Ratification of the International Treaty on Plant Genetic Resources
To develop new crop varieties, breeders and researchers require access to a broad spectrum of “genetic raw material” containing key traits such as immunity to virulent pests and diseases. Nations are dependent on each other for access to genetic material. A stable legal framework for international germplasm exchanges is needed. The International Treaty on Plant Genetic Resources for Food and Agriculture benefits both research and commercial interests in the U.S.
The treaty creates a specialized, global system for the management and exchange of plant genetic resources.
Over 125 countries including Japan and EU have ratified the treaty. The U.S. is a signatory, but ratification in the U.S. Senate is pending. The treaty is consistent with U.S. practices and may be implemented under existing U.S. authorities without changes to current laws.
ASTA is seeking ratification of the treaty by the Senate during the 114th213th Congress. Although the treaty passed through the Senate Foreign Relations Committee in the 11th211th Congress it was not brought up for a vote in the full Senate, so it must return to the Senate Foreign Relations Committee for approval.
The U.S. seed sector is a thriving science-based industry with an estimated $15 billion market value. With an export value of over $1.6 billion it is both the largest market for seed in the world and the largest global exporter of seeds. ASTA supports a strong trade agenda as an effective means of eliminating tariff and non-tariff barriers and expanding global trade. The TPP will expand our opportunities to reach key markets.
Key provisions for the seed industry include:
- Intellectual Property Rights;
- Modern Agriculture Biotechnology; and
- Sanitary and Phytosanitary (SPS).
ASTA urges Congress to take swift action to pass the agreement.
USDA Cooperator Programs
American agriculture and American workers continue to face increasingly strong foreign competition supported by government sponsored activities. Exports are a vital part of the U.S. economic engine, and agricultural exports continue to be its strongest component. The forecast for agricultural exports for FY15 is estimated to be approximately $140.5 billion. While below the all-time record level of $152.5 billion set in FY14, this would still be the third highest record level for U.S. agricultural exports.

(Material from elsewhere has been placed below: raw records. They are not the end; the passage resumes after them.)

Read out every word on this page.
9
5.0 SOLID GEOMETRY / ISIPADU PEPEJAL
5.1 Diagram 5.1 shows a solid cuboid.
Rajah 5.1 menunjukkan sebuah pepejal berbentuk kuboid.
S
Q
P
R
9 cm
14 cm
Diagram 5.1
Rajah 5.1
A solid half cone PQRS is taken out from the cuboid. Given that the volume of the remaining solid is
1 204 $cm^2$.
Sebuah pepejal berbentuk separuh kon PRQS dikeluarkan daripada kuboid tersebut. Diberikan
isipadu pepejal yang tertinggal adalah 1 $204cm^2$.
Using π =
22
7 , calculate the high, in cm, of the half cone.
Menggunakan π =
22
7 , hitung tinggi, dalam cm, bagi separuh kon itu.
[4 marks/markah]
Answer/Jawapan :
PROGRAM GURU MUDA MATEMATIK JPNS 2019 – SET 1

The Market Access Program (MAP) and the Foreign Market Development Program (FMD) are a public-private partnership designed to promote exports of US products.. ASTA supports the funding of MAP and FMD at no less than $200 million and $34.5 million respectively for FY16, as authorized by the 2014 Farm Bill. MAP has been funded annually at this level since 2006 and FMD at its level since 2002. Over 50 year, resources from MAP and FMD have been critical to ASTA’s ability to provide international leadership working with trading partners to resolve technical barriers to the movement of seed.
U.S. Patent System
Agricultural innovation depends upon clear, predictable and enforceable patent rights. Without this, new products will be more costly to develop. Currently, it can take a decade or longer and more than $100 million to commercialize a single product. Strong patents are critical to ensure a return on research and investments, which supports future investments in the industry that directly benefits American agricultural producers.
ASTA urges Congress to carefully consider the impact of any changes to the patent system on the agricultural community.